Closed caimiao0714 closed 2 years ago
Just to explain the issue, hoping that this could help you get the point more clearly.
I know that the issue is when I create the list of snp id in snp_readBGEN
, I pasted allele 2 before allele 1 (list(map_bed[,paste0(chromosome, '_', physical.pos, '_', allele2, '_', allele1)])
), but if I paste allele 1 before allele 2, I would not get any snp data because snp_readBGEN
will not find any matching snps.
So the real issue is still that the reference alleles in .bed
files and .bgen
files read by snp_readBGEN are different.
I think it is a problem with the UKBB. I vaguely remember seeing this, where the alleles in BGI files were inverted compared to the ones in MFI files.
I checked the .mfi
files. It seems that the reference alleles in .mfi
files are consistent with those in .bgi
files:
mfi22 = fread('/data1/ShareData/UKBB/Genetics/Imputation MAF+info/ukb_mfi_chr22_v3.txt')

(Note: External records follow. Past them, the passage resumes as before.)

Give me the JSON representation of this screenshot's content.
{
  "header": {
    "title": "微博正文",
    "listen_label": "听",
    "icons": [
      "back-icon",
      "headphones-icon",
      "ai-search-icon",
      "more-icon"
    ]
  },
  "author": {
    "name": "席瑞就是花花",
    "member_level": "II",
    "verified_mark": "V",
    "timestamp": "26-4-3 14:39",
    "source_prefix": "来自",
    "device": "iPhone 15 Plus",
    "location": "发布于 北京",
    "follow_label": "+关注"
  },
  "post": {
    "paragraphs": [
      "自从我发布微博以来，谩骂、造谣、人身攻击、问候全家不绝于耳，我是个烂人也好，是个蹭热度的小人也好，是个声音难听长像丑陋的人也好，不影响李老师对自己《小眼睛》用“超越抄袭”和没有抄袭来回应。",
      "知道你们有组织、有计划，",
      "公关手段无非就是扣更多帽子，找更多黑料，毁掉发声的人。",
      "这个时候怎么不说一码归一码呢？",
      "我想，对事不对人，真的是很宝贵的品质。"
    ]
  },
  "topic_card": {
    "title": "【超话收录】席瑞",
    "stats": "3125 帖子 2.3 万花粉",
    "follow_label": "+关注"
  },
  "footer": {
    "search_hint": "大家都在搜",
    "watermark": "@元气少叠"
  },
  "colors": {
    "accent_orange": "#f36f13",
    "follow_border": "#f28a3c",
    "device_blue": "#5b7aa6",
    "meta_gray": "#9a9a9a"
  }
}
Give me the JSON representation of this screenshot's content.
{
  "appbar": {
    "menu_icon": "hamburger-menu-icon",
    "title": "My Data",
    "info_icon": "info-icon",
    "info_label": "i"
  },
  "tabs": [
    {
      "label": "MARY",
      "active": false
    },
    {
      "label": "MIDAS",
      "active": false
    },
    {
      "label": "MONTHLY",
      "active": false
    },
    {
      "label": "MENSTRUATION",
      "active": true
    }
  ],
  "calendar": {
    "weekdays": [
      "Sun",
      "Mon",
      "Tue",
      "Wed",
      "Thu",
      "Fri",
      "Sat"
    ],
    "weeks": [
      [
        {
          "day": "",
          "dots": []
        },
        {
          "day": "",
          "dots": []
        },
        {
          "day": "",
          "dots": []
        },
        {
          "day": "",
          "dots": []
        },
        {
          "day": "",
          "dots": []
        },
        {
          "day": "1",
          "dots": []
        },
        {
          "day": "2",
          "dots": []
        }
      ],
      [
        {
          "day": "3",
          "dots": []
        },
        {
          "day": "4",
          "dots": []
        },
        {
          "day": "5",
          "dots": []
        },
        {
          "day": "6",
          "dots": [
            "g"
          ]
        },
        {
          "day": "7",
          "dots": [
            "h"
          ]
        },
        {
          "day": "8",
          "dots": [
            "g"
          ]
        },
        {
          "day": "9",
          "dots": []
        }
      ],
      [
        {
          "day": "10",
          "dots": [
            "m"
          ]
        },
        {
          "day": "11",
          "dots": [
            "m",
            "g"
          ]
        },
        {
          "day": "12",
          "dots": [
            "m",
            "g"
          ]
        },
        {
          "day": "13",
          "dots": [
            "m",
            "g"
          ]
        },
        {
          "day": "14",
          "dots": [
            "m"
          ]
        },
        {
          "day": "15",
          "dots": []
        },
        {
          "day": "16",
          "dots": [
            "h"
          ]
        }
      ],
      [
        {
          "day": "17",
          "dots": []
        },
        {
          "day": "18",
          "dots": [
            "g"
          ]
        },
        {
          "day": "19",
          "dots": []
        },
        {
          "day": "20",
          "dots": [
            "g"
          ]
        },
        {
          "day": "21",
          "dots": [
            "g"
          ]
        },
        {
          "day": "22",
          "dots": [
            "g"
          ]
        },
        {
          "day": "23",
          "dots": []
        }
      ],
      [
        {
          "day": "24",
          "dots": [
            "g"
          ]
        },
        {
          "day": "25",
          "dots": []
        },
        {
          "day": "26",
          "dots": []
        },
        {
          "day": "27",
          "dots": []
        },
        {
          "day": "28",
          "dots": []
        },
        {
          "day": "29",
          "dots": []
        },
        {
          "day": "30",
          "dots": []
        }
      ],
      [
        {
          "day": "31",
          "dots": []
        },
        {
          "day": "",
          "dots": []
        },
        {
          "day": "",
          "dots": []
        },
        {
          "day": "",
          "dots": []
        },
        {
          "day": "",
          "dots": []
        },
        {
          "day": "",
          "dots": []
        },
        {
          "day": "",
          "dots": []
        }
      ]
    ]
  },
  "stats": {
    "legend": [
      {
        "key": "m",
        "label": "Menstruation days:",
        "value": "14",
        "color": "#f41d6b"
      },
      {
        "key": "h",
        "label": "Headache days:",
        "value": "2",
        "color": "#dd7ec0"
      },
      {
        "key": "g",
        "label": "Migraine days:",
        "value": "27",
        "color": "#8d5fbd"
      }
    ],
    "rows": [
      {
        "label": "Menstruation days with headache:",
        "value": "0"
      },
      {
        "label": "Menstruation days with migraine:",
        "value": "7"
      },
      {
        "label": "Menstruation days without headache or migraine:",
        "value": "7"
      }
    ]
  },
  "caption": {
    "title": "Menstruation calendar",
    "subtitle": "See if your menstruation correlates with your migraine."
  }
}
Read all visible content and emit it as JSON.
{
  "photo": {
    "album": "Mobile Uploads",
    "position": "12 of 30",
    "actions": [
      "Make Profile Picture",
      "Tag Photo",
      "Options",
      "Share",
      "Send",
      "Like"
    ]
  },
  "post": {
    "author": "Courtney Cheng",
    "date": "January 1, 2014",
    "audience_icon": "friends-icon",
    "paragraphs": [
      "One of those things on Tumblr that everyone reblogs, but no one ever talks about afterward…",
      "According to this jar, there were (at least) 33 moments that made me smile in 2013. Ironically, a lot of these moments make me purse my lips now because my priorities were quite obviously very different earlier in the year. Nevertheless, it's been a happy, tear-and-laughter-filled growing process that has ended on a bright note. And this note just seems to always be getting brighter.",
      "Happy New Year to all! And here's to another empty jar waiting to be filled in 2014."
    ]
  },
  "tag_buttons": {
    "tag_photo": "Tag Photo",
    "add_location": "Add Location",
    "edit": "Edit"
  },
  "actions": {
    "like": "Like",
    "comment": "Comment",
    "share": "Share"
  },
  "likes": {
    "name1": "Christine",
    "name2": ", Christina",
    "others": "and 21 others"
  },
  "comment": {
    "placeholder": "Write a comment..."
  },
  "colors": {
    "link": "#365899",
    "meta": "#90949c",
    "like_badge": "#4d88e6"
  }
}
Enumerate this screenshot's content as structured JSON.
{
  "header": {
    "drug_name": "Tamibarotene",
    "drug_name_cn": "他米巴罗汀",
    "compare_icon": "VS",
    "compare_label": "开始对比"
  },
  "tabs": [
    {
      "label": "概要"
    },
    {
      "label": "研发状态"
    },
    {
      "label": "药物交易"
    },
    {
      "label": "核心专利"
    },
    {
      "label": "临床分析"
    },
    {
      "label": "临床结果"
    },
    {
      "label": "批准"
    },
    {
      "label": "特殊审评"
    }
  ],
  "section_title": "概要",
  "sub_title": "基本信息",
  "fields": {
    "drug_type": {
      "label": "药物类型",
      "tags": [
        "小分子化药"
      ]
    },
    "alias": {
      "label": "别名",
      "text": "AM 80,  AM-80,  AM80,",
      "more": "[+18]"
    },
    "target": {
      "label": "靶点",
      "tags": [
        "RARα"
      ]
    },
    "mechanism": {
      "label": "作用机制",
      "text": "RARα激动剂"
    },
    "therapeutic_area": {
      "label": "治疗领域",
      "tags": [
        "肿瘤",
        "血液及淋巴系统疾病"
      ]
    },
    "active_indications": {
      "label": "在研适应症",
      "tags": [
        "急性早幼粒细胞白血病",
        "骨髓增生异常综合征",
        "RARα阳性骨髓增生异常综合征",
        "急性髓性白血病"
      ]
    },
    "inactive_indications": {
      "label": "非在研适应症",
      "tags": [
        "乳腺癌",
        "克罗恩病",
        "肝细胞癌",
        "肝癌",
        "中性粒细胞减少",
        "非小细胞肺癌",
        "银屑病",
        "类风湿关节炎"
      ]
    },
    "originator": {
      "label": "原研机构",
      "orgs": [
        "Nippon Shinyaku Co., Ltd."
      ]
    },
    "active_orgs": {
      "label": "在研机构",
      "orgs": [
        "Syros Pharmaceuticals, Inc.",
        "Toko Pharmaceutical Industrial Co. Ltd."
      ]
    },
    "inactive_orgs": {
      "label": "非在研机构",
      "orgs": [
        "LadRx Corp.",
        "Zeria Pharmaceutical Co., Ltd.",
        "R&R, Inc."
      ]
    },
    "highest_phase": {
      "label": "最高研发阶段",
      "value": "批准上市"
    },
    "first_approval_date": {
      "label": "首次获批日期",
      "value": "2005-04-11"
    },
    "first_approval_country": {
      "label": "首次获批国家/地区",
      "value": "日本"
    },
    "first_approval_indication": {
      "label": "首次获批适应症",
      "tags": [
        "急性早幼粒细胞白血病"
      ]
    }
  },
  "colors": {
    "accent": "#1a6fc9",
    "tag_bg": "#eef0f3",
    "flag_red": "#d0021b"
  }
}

mfi22[V2 %in% c('rs62224609', 'rs587646183', 'rs62224614', 'rs7286962', 'rs9604721',
'rs368226325', 'rs374914422', 'rs191117135', 'rs200607599', 'rs370652263')]
V1 V2 V3 V4 V5 V6 V7 V8
1: 22:16051249_T_C rs62224609 16051249 T C 0.1008420 C 0.969322
2: 22:16052463_T_C rs587646183 16052463 T C 0.0129251 C 0.260530
3: 22:16053862_C_T rs62224614 16053862 C T 0.1024930 T 0.973160
4: 22:16054454_C_T rs7286962 16054454 C T 0.1056720 T 0.949779
5: 22:16054713_C_T rs9604721 16054713 C T 0.0141655 T 0.422478
6: 22:51231220_A_G rs368226325 51231220 A G 0.0542445 G 0.868414
7: 22:51231754_C_T rs374914422 51231754 C T 0.0277678 T 0.771012
8: 22:51234799_G_A rs191117135 51234799 G A 0.0151589 A 0.780764
9: 22:51237364_A_G rs200607599 51237364 A G 0.0152464 G 0.517684
10: 22:51237712_G_A rs370652263 51237712 G A 0.0562941 A 0.860237
map_bgen # read from .bgen and .bgi files
chromosome marker.ID rsid physical.pos allele1 allele2 freq info
1: 22 22:16051249_T_C rs62224609 16051249 T C 0.10084166 0.9693216
2: 22 22:16052463_T_C rs587646183 16052463 T C 0.01292510 0.2605300
3: 22 22:16053862_C_T rs62224614 16053862 C T 0.10249263 0.9731603
4: 22 22:16054454_C_T rs7286962 16054454 C T 0.10567225 0.9497794
5: 22 22:16054713_C_T rs9604721 16054713 C T 0.01416555 0.4224776
---
83425: 22 22:51231220_A_G rs368226325 51231220 A G 0.05424451 0.8684137
83426: 22 22:51231754_C_T rs374914422 51231754 C T 0.02776781 0.7710121
83427: 22 22:51234799_G_A rs191117135 51234799 G A 0.01515887 0.7807641
83428: 22 22:51237364_A_G rs200607599 51237364 A G 0.01524641 0.5176840
83429: 22 22:51237712_G_A rs370652263 51237712 G A 0.05629411 0.8602371
What puzzles me is that plink only reads .bgen
and .sample
files and it never uses .bgi files. How can it get the snp reference alleles completely opposite of those read by bigsnpr
? Does the results above mean the reference allele in .bgen
files different from those in .bgi
files?
snp_readBGEN()
is just reporting the alleles that are read from the BGI files.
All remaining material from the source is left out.